Cet article présente une revue systématique et (ils parlent de méta-analyse de trois essais cliniques randomisés, n = 514 patients) évaluant les agonistes du récepteur du GLP-1 (GLP-1RA) — exénatide, lixisénatide et NLY01 — chez des patient·e·s atteint·e·s de maladie de Parkinson (MP). Ces molécules, initialement développées pour le diabète de type 2, ont montré des effets neuroprotecteurs potentiels dans les modèles animaux : réduction de l’inflammation, du stress oxydatif et amélioration de la signalisation insulinique cérébrale.

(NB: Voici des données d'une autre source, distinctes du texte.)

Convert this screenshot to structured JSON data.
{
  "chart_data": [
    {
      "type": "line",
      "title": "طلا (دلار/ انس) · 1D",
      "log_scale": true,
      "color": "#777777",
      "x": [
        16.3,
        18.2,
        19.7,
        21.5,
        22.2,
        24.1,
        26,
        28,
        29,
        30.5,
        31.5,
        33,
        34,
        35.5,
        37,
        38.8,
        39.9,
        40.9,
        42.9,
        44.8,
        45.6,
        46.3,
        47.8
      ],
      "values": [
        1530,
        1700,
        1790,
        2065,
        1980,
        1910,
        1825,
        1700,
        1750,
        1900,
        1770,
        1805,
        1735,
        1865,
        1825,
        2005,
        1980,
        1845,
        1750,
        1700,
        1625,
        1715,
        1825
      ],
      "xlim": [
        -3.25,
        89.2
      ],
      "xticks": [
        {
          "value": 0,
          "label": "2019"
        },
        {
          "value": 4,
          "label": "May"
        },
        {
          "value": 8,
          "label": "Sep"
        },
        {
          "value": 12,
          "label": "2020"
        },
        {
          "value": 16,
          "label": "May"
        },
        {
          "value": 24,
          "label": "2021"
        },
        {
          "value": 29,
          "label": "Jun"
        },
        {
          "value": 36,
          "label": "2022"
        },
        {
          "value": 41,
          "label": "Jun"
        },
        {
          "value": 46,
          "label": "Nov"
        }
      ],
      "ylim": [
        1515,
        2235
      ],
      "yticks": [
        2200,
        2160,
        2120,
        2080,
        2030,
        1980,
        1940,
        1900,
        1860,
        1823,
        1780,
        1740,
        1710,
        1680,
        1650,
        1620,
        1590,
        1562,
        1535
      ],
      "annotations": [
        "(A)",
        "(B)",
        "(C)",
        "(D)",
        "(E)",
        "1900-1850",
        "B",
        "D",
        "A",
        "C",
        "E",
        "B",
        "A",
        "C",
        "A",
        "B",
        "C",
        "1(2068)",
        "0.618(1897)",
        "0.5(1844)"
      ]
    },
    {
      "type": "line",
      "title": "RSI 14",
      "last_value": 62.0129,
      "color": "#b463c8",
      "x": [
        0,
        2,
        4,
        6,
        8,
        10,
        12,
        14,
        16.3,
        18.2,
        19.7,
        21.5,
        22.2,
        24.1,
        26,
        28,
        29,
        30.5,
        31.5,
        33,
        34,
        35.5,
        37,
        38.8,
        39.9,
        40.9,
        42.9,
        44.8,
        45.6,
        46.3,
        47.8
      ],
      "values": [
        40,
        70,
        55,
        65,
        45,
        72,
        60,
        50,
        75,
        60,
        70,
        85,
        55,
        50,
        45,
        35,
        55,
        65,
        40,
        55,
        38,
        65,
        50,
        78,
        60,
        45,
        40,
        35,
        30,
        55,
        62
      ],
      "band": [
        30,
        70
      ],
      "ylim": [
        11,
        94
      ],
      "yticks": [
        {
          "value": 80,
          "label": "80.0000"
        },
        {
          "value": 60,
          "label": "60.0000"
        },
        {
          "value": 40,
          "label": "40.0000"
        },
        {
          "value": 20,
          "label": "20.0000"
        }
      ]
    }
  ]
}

Les auteurs ont analysé l’effet de ces molécules sur la fonction motrice (score MDS-UPDRS part III) et sur les autres dimensions motrices et non motrices. Les résultats montrent l’absence d’amélioration significative de la fonction motrice par rapport au placebo (différence moyenne −0,90 ; IC 95 % −2,77 à 0,97 ; p = 0,34). Pire, un effet délétère modeste a été observé sur les activités motrices de la vie quotidienne (MDS-UPDRS part II). Aucune différence n’a été constatée sur les symptômes non moteurs (part I) ni sur les complications motrices (part IV).

Les analyses de sensibilité ont confirmé l’hétérogénéité élevée entre les études, notamment liée aux différences de stade de maladie, de durée de suivi et de formulation du GLP-1RA. Les auteurs concluent que, malgré un rationnel biologique solide et des données précliniques encourageantes, les GLP-1RA n’apportent pas de bénéfice moteur cliniquement significatif chez les patient·e·s parkinsonien·ne·s. Le papier rejette clairement la démonstration d’un effet neuroprotecteur clinique à ce stade.

Résumé :

Cette étude multicentrique italienne rétrospective (615 patients, 14 centres du réseau PARKNET) a comparé les effets à long terme de la stimulation cérébrale profonde (DBS) chez des patients porteurs de variants pathogènes du gène GBA1 (DBS-GBA-PD) versus non porteurs, ainsi qu’un groupe GBA-PD non opéré. Les patients GBA ont bénéficié d’une amélioration motrice significative et durable, comparable aux non porteurs, avec réduction du LEDD et amélioration de la qualité de vie. En revanche, la détérioration cognitive observée chez les porteurs de mutations GBA s’est révélée similaire entre opérés et non opérés, suggérant que le déclin est lié au génotype plutôt qu’à la chirurgie. Aucun effet délétère spécifique du DBS (STN ou GPi) n’a été mis en évidence sur la cognition.

Lecture critique :
Ce travail (niveau de preuve III) renforce l’idée que la DBS reste une option valable et sûre chez les patients GBA1+, à condition d’un suivi neurocognitif attentif. Les limites tiennent à son caractère rétrospectif, à la mesure cognitive unidimensionnelle (MDRS uniquement) et à l’absence de biomarqueurs d’évolution. L’intérêt du papier est majeur : il pondère la crainte d’un effet accélérateur de la DBS sur le déclin cognitif dans cette population génétique vulnérable (ce qui confirme un peu l’expérience lyonnaise).